Para o psicanalista Volnei Dassoler, que até o ano passado era o coordenador do programa Santa Maria Acolhe, de atendimento às vítimas da boate Kiss, o trabalho de Patrícia foi extraordinário.

“Ela é a figura emblemática no atendimento psicossocial. Trabalhou desde o início do Acolhe e fez o acompanhamento das famílias ao longo dos anos.”

Improviso virou serviço do SUS

Um trabalho que começou de improviso diante da grande catástrofe no interior do Rio Grande do Sul passou a ser de acolhimento exclusivo aos familiares das vítimas e aos 636 sobreviventes. Após seis meses, tornou-se um serviço integrado ao SUS.

Ali nascia o programa Acolhe Santa Maria, que passou a atender pacientes com grandes traumas, não relacionados ao incêndio. “A Kiss foi um desastre de altas proporções.
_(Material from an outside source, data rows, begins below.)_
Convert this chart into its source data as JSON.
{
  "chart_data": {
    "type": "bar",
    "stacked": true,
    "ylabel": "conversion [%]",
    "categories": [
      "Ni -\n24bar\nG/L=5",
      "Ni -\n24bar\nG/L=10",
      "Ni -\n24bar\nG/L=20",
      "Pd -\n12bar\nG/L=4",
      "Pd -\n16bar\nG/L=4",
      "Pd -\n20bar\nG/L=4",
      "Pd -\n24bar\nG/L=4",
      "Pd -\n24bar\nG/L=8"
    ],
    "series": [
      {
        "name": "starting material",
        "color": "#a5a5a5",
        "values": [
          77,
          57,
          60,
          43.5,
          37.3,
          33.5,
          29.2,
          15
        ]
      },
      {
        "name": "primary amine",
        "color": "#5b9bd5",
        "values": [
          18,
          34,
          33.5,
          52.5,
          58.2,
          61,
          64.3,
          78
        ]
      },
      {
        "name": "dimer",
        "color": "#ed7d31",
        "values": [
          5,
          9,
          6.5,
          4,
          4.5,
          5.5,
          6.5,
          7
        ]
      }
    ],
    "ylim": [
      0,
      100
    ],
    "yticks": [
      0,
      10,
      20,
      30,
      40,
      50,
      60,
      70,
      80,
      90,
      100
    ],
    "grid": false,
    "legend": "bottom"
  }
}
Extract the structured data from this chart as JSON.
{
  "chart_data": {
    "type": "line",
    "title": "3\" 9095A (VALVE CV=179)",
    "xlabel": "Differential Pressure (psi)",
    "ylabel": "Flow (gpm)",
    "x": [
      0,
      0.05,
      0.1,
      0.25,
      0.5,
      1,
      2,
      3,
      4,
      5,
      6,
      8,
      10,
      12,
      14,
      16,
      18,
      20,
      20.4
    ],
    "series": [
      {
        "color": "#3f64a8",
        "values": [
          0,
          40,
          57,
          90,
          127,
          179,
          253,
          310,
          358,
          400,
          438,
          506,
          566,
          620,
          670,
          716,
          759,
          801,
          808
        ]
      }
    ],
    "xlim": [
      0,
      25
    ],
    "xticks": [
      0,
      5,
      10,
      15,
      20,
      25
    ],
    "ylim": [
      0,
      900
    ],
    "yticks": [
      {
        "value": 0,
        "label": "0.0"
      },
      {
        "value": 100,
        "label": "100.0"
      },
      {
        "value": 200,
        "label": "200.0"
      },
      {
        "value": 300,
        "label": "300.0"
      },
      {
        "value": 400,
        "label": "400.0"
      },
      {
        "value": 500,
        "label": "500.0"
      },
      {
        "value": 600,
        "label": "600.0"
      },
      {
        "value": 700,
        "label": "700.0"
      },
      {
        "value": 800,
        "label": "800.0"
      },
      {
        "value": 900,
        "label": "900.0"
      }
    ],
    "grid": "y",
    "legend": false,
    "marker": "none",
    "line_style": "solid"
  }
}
Santa Maria não estava estruturada para receber as consequências desse tipo de acontecimento. Foram criadas inúmeras ações”, afirma Dassoler.

O psicanalista explica que o atendimento com voluntários aconteceu nos dois meses com a supervisão da prefeitura. Mas a partir daí, segundo ele, percebeu-se que houve um impacto na cidade e se chegou à conclusão de que o serviço deveria ser mantido.

Ele notou movimento de pessoas que tinham seus dramas particulares não acolhidos pela rede de saúde. “Elas passavam por sofrimento agudo e seus casos não eram o perfil do CAPs. Faltava esse tipo de assistência.”
O psicanalista conta que foi feito contrato emergencial e criou-se o Acolhe Saúde, atual Santa Maria Acolhe. “Foi um programa construído entre o município e a associação dos pais e vítimas.”

O Acolhe virou referência em outras tragédias, como o acidente de avião da Chapecoense, que matou 71 em 2016. “Ficamos cinco dias na cidade prestando apoio à equipe que atendia os familiares”, conta Patrícia, que fez parte da equipe com Dassoler.

O Acolhe também deu apoio, a distância, para profissionais que atenderam vítimas do rompimento da barragem em Mariana (MG), em 2015, que deixou 18 mortos e um desaparecido.

Em 2014, Patrícia, a equipe e alguns familiares da Kiss estiveram em Buenos Aires, Argentina, quando completaram-se dez anos do incêndio na boate República Cromagnon, que deixou 194 mortos, desastre que começou de forma similar ao de Santa Maria, quando músicos soltaram fogos de artifício.